Mary T. Boyle: New Commissioner of the Consumer Product Safety Commission | Husch Blackwell LLP | So Good News


At the CPSC, Ms. Boyle led a variety of initiatives to protect US consumers from hazardous and dangerous products, with an emphasis on the safety of infant sleep and strong magnetic fields. He primarily led efforts to force companies to issue mandatory recalls for products that pose a risk of exposure to strong magnetic fields.


The Senate confirmed Ms. Boyle on June 22, 2022, by a majority vote along party lines. His term runs until October 2025, and this is the first time the Commission has had all five seats since 2019.

Ms. Boyle’s confirmation took place nearly a year before the Senate Committee on Commerce, Science, & Transportation amid Republican concerns about her role in the CPSC’s unauthorized disclosures about companies and consumers in 2019. In addition, Republicans were concerned about her role in recruiting workers. employment at the CPSC for port inspection duties during the pandemic. This led President Biden to nominate Ms. Boyle twice, first in 2021, and then, in a second nomination in January 2022.

CPSC’s Top 3 Challenges:

Mrs. Boyle believes that the three problems that the organization is facing are: (1) Import and E-Commerce Regulation; (2) Encouraging Compliance and Compliance; and (3) Improving Data Analysis and Risk Identification.

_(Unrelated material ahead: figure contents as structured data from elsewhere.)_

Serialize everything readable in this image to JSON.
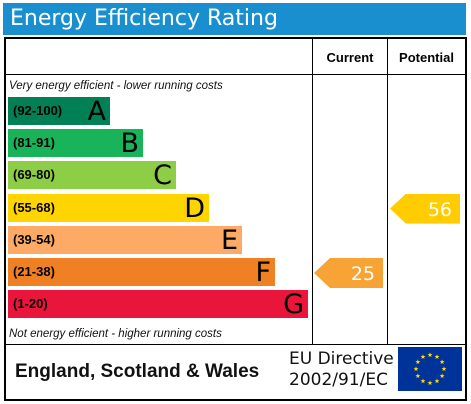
{
  "title": "Energy Efficiency Rating",
  "columns": {
    "current": "Current",
    "potential": "Potential"
  },
  "notes": {
    "top": "Very energy efficient - lower running costs",
    "bottom": "Not energy efficient - higher running costs"
  },
  "chart_data": {
    "type": "bar",
    "categories": [
      "A",
      "B",
      "C",
      "D",
      "E",
      "F",
      "G"
    ],
    "bands": [
      {
        "letter": "A",
        "range": "(92-100)",
        "color": "#008054"
      },
      {
        "letter": "B",
        "range": "(81-91)",
        "color": "#19b459"
      },
      {
        "letter": "C",
        "range": "(69-80)",
        "color": "#8dce46"
      },
      {
        "letter": "D",
        "range": "(55-68)",
        "color": "#ffd500"
      },
      {
        "letter": "E",
        "range": "(39-54)",
        "color": "#fcaa65"
      },
      {
        "letter": "F",
        "range": "(21-38)",
        "color": "#ef8023"
      },
      {
        "letter": "G",
        "range": "(1-20)",
        "color": "#e9153b"
      }
    ],
    "current": {
      "value": 25,
      "band": "F",
      "color": "#f7a335"
    },
    "potential": {
      "value": 56,
      "band": "D",
      "color": "#ffcc00"
    }
  },
  "footer": {
    "region": "England, Scotland & Wales",
    "directive_line1": "EU Directive",
    "directive_line2": "2002/91/EC"
  },
  "flag": {
    "background": "#003399",
    "star_color": "#ffdd00"
  }
}
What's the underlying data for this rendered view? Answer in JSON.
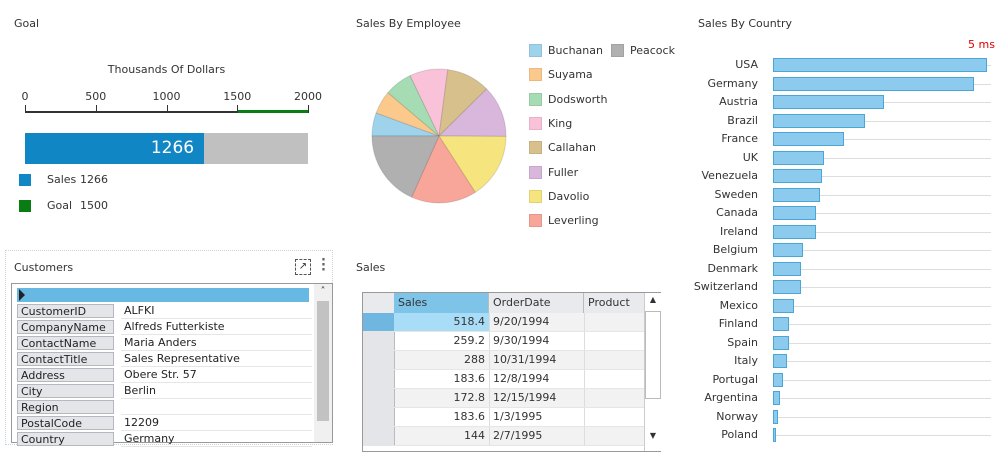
{
  "goal": {
    "title": "Goal",
    "axis_title": "Thousands Of Dollars",
    "ticks": [
      "0",
      "500",
      "1000",
      "1500",
      "2000"
    ],
    "min": 0,
    "max": 2000,
    "sales_value": 1266,
    "sales_label": "1266",
    "goal_value": 1500,
    "legend": [
      {
        "label": "Sales",
        "value": "1266",
        "color": "#1186c4"
      },
      {
        "label": "Goal",
        "value": "1500",
        "color": "#0a7d12"
      }
    ]
  },
  "employees": {
    "title": "Sales By Employee",
    "chart_data": {
      "type": "pie",
      "title": "Sales By Employee",
      "categories": [
        "Buchanan",
        "Suyama",
        "Dodsworth",
        "King",
        "Callahan",
        "Fuller",
        "Davolio",
        "Leverling",
        "Peacock"
      ],
      "values": [
        5.6,
        5.6,
        6.7,
        9.2,
        10.5,
        12.5,
        15.8,
        15.8,
        18.3
      ],
      "colors": [
        "#9fd3ec",
        "#fcc98c",
        "#a6dcb4",
        "#f9c2d8",
        "#d8c08c",
        "#d9b7dc",
        "#f6e47e",
        "#f8a59a",
        "#b0b0b0"
      ],
      "legend_placement": "right"
    }
  },
  "countries": {
    "title": "Sales By Country",
    "timing": "5 ms",
    "chart_data": {
      "type": "bar",
      "orientation": "horizontal",
      "title": "Sales By Country",
      "categories": [
        "USA",
        "Germany",
        "Austria",
        "Brazil",
        "France",
        "UK",
        "Venezuela",
        "Sweden",
        "Canada",
        "Ireland",
        "Belgium",
        "Denmark",
        "Switzerland",
        "Mexico",
        "Finland",
        "Spain",
        "Italy",
        "Portugal",
        "Argentina",
        "Norway",
        "Poland"
      ],
      "values": [
        100,
        94,
        52,
        43,
        33,
        24,
        23,
        22,
        20,
        20,
        14,
        13,
        13,
        10,
        7.5,
        7.5,
        6.5,
        4.7,
        3.3,
        2.3,
        1.4
      ],
      "value_units": "percent of max",
      "color": "#8ccbee"
    }
  },
  "customers": {
    "title": "Customers",
    "fields": [
      {
        "label": "CustomerID",
        "value": "ALFKI"
      },
      {
        "label": "CompanyName",
        "value": "Alfreds Futterkiste"
      },
      {
        "label": "ContactName",
        "value": "Maria Anders"
      },
      {
        "label": "ContactTitle",
        "value": "Sales Representative"
      },
      {
        "label": "Address",
        "value": "Obere Str. 57"
      },
      {
        "label": "City",
        "value": "Berlin"
      },
      {
        "label": "Region",
        "value": ""
      },
      {
        "label": "PostalCode",
        "value": "12209"
      },
      {
        "label": "Country",
        "value": "Germany"
      }
    ]
  },
  "sales": {
    "title": "Sales",
    "columns": [
      "Sales",
      "OrderDate",
      "Product"
    ],
    "rows": [
      [
        "518.4",
        "9/20/1994",
        ""
      ],
      [
        "259.2",
        "9/30/1994",
        ""
      ],
      [
        "288",
        "10/31/1994",
        ""
      ],
      [
        "183.6",
        "12/8/1994",
        ""
      ],
      [
        "172.8",
        "12/15/1994",
        ""
      ],
      [
        "183.6",
        "1/3/1995",
        ""
      ],
      [
        "144",
        "2/7/1995",
        ""
      ]
    ]
  }
}
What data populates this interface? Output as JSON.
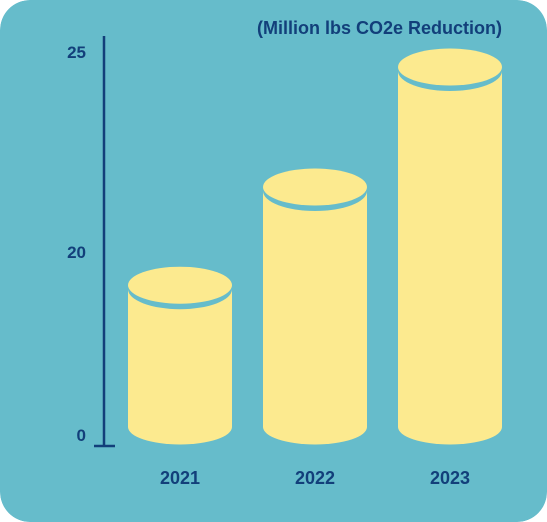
{
  "chart_data": {
    "type": "bar",
    "style": "cylinder",
    "title": "(Million lbs CO2e Reduction)",
    "categories": [
      "2021",
      "2022",
      "2023"
    ],
    "values": [
      18,
      22,
      25
    ],
    "yticks": [
      "0",
      "20",
      "25"
    ],
    "xlabel": "",
    "ylabel": "",
    "grid": false,
    "legend": "none"
  },
  "colors": {
    "background": "#66bccb",
    "bar": "#fcea8f",
    "bar_top_rim": "#66bccb",
    "text": "#123f7a",
    "axis": "#123f7a"
  }
}
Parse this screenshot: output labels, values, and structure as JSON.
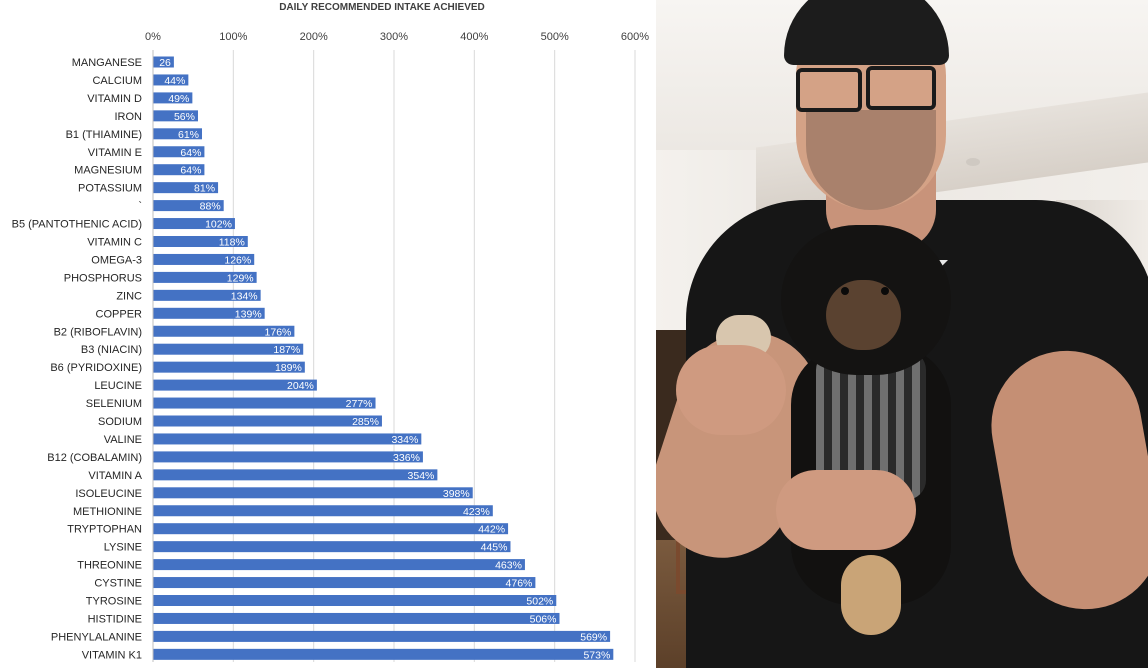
{
  "chart_data": {
    "type": "bar",
    "orientation": "horizontal",
    "title": "DAILY RECOMMENDED INTAKE ACHIEVED",
    "xlim": [
      0,
      600
    ],
    "ticks": [
      "0%",
      "100%",
      "200%",
      "300%",
      "400%",
      "500%",
      "600%"
    ],
    "tick_values": [
      0,
      100,
      200,
      300,
      400,
      500,
      600
    ],
    "grid": true,
    "bar_color": "#4472c4",
    "categories": [
      "MANGANESE",
      "CALCIUM",
      "VITAMIN D",
      "IRON",
      "B1 (THIAMINE)",
      "VITAMIN E",
      "MAGNESIUM",
      "POTASSIUM",
      "`",
      "B5 (PANTOTHENIC ACID)",
      "VITAMIN C",
      "OMEGA-3",
      "PHOSPHORUS",
      "ZINC",
      "COPPER",
      "B2 (RIBOFLAVIN)",
      "B3 (NIACIN)",
      "B6 (PYRIDOXINE)",
      "LEUCINE",
      "SELENIUM",
      "SODIUM",
      "VALINE",
      "B12 (COBALAMIN)",
      "VITAMIN A",
      "ISOLEUCINE",
      "METHIONINE",
      "TRYPTOPHAN",
      "LYSINE",
      "THREONINE",
      "CYSTINE",
      "TYROSINE",
      "HISTIDINE",
      "PHENYLALANINE",
      "VITAMIN K1"
    ],
    "values": [
      26,
      44,
      49,
      56,
      61,
      64,
      64,
      81,
      88,
      102,
      118,
      126,
      129,
      134,
      139,
      176,
      187,
      189,
      204,
      277,
      285,
      334,
      336,
      354,
      398,
      423,
      442,
      445,
      463,
      476,
      502,
      506,
      569,
      573
    ],
    "data_labels": [
      "26",
      "44%",
      "49%",
      "56%",
      "61%",
      "64%",
      "64%",
      "81%",
      "88%",
      "102%",
      "118%",
      "126%",
      "129%",
      "134%",
      "139%",
      "176%",
      "187%",
      "189%",
      "204%",
      "277%",
      "285%",
      "334%",
      "336%",
      "354%",
      "398%",
      "423%",
      "442%",
      "445%",
      "463%",
      "476%",
      "502%",
      "506%",
      "569%",
      "573%"
    ]
  },
  "photo": {
    "icons": [
      "brand-logo-icon"
    ]
  }
}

Import and E-Commerce Regulation

Ms. Boyle says that the CPSC’s ability to identify and prevent the entry of dangerous substances into the US will be a major challenge for the agency. He describes the pre-pandemic and the pandemic strengthened consumer reliance on the Internet, which led to “a lot of cheap, inconsistent or dangerous foreign-made products” that were “sent directly to consumers.” Ms. Boyle says the problem requires a “multiple approach,” including voluntary control and, if necessary, forced recall through litigation.

Encouraging Compliance and Compliance

In line with efforts to prevent illegal products from entering the U.S. at ports and eCommerce hubs, the CPSC will be charged with implementing an enforcement program “to ensure that defective products that do not comply with regulations are removed from recall or other processing.”

Improving Data Analysis and Risk Identification

Ms. Boyle emphasizes that the amount of data the CPSC receives each year is a major limitation to the agency’s ability to “identify risks and dangerous practices,” and hinders the CPSC’s primary mission of protecting consumers from unnecessary risks of harm. He added that the CPSC will continue to face challenges in keeping up with technological advances. Fortunately, during Ms. Boyle’s tenure as Executive Director, she established and oversaw the organization’s efforts to identify risks by implementing a new online Fast-Track reporting system that she plans to continue to improve.


Prior to joining the CPSC, Ms. Boyle worked extensively in government and non-governmental organizations. Ms. Boyle worked in the Office of Congressman Stephen J. Solarz (D-NY) in various capacities, including as an assistant to the Subcommittee on Asian and Pacific Affairs. Ms. Boyle also served as Director of Grants and Affordable Housing Coordinator for the City of Gaithersburg, Maryland, developing affordable housing programs. In the private sector, Ms. Boyle worked at Paul Hastings LLP, where she focused on class action litigation. Finally, for ten years he served as the main guardian of his three children.

He received his Bachelor of Arts degree in English from Georgetown University, and his JD from the University of Virginia School of Law. He is currently licensed to the Maryland and District of Columbia Bars.

It was written with the help of Talia Wolkowitz, a summer associate in the office of Husch Blackwell LLP St. Louis, Missouri.